It’s time to make a decision about the future of the Coyotes. You’ve had plenty of time to figure this out. You’ve had years to figure this out.
The latest offer from Renaissance Sports Entertainment (RSE), the perspective ownership group for the team, is the best you’ll get.
Their latest proposal, which was released by the city, asks Glendale to write them a check for $15 million each year for 15 years. In return, the city would receive money back from RSE after the hockey season. The money would come from surcharges added to ticket prices, from parking revenue and naming rights and other sources.
RSE estimates Glendale would receive at least $6.7 million per year. They based their numbers of the worst attendance numbers the Coyotes have had.

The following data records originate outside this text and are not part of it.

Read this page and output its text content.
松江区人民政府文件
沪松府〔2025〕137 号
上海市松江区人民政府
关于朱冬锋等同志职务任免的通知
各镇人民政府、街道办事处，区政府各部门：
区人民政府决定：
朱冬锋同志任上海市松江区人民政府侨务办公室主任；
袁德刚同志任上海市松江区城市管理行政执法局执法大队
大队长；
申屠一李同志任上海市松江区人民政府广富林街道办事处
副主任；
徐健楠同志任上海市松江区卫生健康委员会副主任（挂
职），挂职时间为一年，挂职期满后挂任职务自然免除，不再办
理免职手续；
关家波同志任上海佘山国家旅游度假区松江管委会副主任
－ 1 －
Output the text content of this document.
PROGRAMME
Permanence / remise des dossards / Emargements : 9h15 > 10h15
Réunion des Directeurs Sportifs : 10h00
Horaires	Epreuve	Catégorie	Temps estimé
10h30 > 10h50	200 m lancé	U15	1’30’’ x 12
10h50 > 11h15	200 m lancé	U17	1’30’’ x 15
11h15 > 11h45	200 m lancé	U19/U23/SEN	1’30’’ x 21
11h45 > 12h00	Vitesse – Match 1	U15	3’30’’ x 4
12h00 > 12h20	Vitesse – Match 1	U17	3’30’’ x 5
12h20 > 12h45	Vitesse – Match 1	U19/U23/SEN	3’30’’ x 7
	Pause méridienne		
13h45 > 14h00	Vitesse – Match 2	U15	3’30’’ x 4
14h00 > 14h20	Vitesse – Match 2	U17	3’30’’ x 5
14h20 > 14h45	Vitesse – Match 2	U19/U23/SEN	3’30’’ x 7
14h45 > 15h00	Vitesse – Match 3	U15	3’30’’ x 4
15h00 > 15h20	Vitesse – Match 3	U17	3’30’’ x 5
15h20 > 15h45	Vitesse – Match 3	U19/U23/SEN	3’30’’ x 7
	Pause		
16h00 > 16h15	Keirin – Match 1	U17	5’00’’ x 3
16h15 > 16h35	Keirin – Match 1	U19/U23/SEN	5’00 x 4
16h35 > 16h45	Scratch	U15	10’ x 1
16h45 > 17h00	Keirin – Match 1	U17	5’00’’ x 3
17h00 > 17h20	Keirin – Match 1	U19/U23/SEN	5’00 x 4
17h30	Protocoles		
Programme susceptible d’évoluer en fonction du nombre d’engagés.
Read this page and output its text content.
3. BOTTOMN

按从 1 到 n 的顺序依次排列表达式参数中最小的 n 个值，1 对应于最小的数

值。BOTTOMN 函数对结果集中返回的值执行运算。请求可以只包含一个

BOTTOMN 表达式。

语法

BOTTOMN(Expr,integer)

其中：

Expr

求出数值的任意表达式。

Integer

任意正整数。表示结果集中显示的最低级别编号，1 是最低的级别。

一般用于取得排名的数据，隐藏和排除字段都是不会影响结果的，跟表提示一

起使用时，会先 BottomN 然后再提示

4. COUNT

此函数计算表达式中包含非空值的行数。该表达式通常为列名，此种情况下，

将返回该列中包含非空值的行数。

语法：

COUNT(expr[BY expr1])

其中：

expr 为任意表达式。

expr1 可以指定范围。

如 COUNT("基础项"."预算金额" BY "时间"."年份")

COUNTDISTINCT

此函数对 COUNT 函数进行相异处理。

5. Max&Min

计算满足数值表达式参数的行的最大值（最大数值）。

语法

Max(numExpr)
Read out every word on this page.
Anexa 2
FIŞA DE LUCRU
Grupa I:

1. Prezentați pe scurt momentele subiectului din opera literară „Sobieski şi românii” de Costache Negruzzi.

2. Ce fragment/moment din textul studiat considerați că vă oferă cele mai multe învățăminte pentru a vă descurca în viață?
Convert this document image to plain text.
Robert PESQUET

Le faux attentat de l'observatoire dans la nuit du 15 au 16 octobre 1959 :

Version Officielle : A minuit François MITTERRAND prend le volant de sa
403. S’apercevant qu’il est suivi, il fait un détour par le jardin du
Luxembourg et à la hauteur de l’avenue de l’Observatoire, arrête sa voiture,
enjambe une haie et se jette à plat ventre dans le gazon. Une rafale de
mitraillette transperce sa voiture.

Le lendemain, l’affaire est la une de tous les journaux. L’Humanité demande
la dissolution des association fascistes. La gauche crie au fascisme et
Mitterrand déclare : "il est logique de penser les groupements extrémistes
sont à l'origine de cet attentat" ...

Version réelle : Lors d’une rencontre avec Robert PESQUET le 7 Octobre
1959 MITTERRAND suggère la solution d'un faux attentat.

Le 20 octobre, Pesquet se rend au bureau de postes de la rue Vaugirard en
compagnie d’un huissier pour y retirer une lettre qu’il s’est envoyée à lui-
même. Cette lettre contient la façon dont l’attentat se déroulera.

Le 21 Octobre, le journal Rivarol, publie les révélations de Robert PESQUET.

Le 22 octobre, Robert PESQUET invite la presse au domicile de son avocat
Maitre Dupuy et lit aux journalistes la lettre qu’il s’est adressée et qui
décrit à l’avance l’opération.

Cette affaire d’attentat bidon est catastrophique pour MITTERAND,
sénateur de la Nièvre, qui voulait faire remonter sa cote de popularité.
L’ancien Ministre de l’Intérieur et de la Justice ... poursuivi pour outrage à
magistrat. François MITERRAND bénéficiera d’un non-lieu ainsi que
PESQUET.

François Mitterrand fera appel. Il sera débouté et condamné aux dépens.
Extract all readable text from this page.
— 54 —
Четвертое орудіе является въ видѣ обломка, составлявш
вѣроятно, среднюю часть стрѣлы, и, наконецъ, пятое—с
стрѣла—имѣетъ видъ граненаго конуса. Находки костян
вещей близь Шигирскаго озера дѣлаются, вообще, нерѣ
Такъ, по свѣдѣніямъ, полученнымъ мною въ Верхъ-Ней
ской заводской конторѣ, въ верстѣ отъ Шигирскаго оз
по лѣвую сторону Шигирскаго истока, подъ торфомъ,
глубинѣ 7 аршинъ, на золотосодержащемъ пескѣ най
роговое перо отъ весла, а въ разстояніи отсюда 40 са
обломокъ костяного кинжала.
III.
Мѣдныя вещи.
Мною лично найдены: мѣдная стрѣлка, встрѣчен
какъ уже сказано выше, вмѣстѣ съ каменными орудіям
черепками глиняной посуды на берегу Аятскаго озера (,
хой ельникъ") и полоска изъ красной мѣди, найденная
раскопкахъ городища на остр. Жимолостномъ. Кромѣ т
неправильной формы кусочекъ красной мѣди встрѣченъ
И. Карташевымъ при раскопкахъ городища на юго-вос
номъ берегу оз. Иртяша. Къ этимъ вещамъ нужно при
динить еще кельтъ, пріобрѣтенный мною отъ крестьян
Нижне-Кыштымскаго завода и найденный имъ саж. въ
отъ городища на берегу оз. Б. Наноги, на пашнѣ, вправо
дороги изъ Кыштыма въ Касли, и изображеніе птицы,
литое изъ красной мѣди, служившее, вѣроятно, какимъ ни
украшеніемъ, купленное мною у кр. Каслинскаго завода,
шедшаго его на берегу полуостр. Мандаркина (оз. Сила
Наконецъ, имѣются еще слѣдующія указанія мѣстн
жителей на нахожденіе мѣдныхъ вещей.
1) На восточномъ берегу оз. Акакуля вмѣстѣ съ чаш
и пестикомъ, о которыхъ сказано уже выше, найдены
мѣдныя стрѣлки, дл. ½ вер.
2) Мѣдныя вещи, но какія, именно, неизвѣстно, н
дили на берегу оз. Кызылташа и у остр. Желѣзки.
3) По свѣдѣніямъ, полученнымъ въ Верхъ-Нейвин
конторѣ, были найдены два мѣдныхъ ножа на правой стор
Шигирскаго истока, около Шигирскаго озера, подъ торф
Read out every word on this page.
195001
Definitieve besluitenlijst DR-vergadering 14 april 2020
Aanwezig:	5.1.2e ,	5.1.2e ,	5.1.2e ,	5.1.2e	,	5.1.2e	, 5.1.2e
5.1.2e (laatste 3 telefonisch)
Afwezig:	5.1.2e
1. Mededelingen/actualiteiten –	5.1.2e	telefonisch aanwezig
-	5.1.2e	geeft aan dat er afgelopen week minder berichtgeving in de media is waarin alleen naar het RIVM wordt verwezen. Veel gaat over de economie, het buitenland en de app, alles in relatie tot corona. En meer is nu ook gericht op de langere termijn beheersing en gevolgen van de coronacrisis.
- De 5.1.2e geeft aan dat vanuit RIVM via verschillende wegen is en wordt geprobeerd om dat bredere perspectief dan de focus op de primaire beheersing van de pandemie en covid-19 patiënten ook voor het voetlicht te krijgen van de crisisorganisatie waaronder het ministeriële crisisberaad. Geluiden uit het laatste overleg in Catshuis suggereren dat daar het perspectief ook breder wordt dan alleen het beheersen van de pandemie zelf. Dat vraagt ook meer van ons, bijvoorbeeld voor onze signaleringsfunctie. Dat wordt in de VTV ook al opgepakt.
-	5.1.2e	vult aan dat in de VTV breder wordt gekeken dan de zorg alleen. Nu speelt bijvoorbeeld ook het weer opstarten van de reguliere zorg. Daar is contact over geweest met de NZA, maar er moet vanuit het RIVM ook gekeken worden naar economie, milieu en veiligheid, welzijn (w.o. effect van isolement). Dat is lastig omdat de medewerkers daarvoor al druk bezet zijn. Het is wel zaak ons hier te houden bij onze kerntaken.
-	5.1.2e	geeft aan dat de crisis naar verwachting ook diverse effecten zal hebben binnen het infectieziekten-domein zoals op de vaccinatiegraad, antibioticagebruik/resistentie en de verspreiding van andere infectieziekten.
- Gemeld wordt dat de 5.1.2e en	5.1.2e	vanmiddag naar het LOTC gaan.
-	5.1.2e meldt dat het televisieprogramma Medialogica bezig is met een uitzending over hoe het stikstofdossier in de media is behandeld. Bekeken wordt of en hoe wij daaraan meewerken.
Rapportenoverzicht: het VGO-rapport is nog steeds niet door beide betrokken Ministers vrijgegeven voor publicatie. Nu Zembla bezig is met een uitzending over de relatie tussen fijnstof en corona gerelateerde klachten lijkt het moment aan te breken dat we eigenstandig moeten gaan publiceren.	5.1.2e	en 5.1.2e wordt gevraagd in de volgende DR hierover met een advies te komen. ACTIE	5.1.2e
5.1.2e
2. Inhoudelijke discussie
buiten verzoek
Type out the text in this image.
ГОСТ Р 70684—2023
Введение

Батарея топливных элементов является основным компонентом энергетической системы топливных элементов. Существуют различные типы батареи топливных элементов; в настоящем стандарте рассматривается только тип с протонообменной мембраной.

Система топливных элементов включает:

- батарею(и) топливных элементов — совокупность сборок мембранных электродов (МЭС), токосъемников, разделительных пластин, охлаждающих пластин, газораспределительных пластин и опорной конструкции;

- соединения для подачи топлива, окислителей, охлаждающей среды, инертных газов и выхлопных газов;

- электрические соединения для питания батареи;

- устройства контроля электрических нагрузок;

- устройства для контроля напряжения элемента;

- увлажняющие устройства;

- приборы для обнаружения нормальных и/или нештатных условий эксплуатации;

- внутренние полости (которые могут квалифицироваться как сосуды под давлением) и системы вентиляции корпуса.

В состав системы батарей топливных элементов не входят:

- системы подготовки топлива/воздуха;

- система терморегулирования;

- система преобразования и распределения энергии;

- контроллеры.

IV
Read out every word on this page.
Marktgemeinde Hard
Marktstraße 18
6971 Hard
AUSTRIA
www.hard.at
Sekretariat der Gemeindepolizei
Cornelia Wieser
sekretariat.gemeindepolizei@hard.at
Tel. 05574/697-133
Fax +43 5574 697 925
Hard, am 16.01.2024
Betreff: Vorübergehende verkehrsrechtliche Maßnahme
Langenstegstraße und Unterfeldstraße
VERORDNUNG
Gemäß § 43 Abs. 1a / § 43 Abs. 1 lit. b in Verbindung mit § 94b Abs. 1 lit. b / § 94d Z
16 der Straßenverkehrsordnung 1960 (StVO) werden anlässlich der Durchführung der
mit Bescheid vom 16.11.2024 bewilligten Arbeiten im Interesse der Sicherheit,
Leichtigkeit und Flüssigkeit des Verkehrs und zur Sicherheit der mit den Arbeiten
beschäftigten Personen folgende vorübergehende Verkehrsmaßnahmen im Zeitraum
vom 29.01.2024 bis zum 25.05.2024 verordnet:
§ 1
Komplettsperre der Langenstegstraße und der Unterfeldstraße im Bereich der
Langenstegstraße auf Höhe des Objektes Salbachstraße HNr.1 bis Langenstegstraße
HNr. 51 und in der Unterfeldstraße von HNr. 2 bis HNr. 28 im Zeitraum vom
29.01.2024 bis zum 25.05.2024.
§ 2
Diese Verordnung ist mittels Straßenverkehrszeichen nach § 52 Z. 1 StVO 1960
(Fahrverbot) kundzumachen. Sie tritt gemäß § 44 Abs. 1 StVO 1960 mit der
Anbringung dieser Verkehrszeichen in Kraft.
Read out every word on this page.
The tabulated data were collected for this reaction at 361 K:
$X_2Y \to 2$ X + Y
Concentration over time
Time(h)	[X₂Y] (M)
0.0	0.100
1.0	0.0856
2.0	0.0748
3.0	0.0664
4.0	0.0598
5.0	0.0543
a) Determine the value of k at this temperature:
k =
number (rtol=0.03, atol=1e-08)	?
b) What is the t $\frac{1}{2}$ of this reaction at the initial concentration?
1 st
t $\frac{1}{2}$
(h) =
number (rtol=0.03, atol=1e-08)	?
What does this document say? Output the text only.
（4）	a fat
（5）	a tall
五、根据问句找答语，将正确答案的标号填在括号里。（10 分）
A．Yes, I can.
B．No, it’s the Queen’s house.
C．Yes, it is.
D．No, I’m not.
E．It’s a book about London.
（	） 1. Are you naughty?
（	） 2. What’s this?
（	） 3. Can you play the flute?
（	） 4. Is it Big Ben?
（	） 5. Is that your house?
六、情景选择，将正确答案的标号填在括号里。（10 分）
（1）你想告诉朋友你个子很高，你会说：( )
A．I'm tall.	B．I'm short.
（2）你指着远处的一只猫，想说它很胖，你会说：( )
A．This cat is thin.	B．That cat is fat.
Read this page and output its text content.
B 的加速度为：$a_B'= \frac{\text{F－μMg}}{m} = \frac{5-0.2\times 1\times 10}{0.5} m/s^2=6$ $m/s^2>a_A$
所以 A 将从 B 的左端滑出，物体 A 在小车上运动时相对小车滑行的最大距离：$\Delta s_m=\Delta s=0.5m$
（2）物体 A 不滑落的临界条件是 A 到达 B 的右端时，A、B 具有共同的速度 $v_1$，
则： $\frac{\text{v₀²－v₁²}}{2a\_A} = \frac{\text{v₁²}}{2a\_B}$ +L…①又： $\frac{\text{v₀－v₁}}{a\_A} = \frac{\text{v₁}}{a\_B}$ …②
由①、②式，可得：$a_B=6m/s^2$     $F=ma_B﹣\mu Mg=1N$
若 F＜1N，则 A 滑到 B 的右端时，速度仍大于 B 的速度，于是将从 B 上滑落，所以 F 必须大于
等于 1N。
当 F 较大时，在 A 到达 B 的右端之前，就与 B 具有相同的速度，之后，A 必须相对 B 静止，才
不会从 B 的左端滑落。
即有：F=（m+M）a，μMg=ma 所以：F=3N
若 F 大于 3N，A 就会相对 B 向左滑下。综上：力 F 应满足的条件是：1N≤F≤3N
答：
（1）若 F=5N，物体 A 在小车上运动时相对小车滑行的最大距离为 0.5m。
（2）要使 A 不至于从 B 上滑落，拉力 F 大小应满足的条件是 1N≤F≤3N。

In addition, under this proposal, RSE would set up:
A limited guarantee fund that the city can draw upon annually, once they have audited the revenues they receive from the team (including sales tax revenue), to help meet revenue projections if they fall short. That fund was created through a ticket surcharge. Based on last year’s numbers, the fund would have had $1.3 million in it this year.
But the deal does include a five-year opt out clause. If the Coyotes lose $50 million collectively during that time, RSE can move the franchise to another city without penalty.
Glendale is supposed to have this entire Coyotes situation wrapped up by July 2. Time is of the essence.
“We are awaiting a determination by the city of Glendale as to whether or not they are going to have new arrangements for the building for new ownership for the Coyotes,” said NHL Commissioner Gary Bettman. “That’s a decision that needs to be made by July 2. If the council doesn’t approve it so this transaction can close, I don’t think the Coyotes will be playing there anymore.”
Glendale has only budgeted $6 million to manage the arena. RSE’s deal would require the city to spend a little more money than they planned. In return, there will be at least 41 home games per season at the Jobing.com Arena.
So, please, take this offer or leave it.
But if you leave it, leave it for good. Leave it understanding you will have a nearly empty, state-of-the art arena. Leave it understanding another city will secure this hockey franchise. Leave it understanding that this city council will forever be remembered as the ones that let the Coyotes leave Glendale.
On the flip side, if you take this offer and you have to pay more to keep the franchise, you, as a city council, have mortgaged away your ability to complain about future budget shortfalls. There can be no more talking about 911 response times or library closures or job losses.
Make the decision you think is best for the city of Glendale. Live with the consequences, whatever they may be.
It’s time to stop dragging your feet.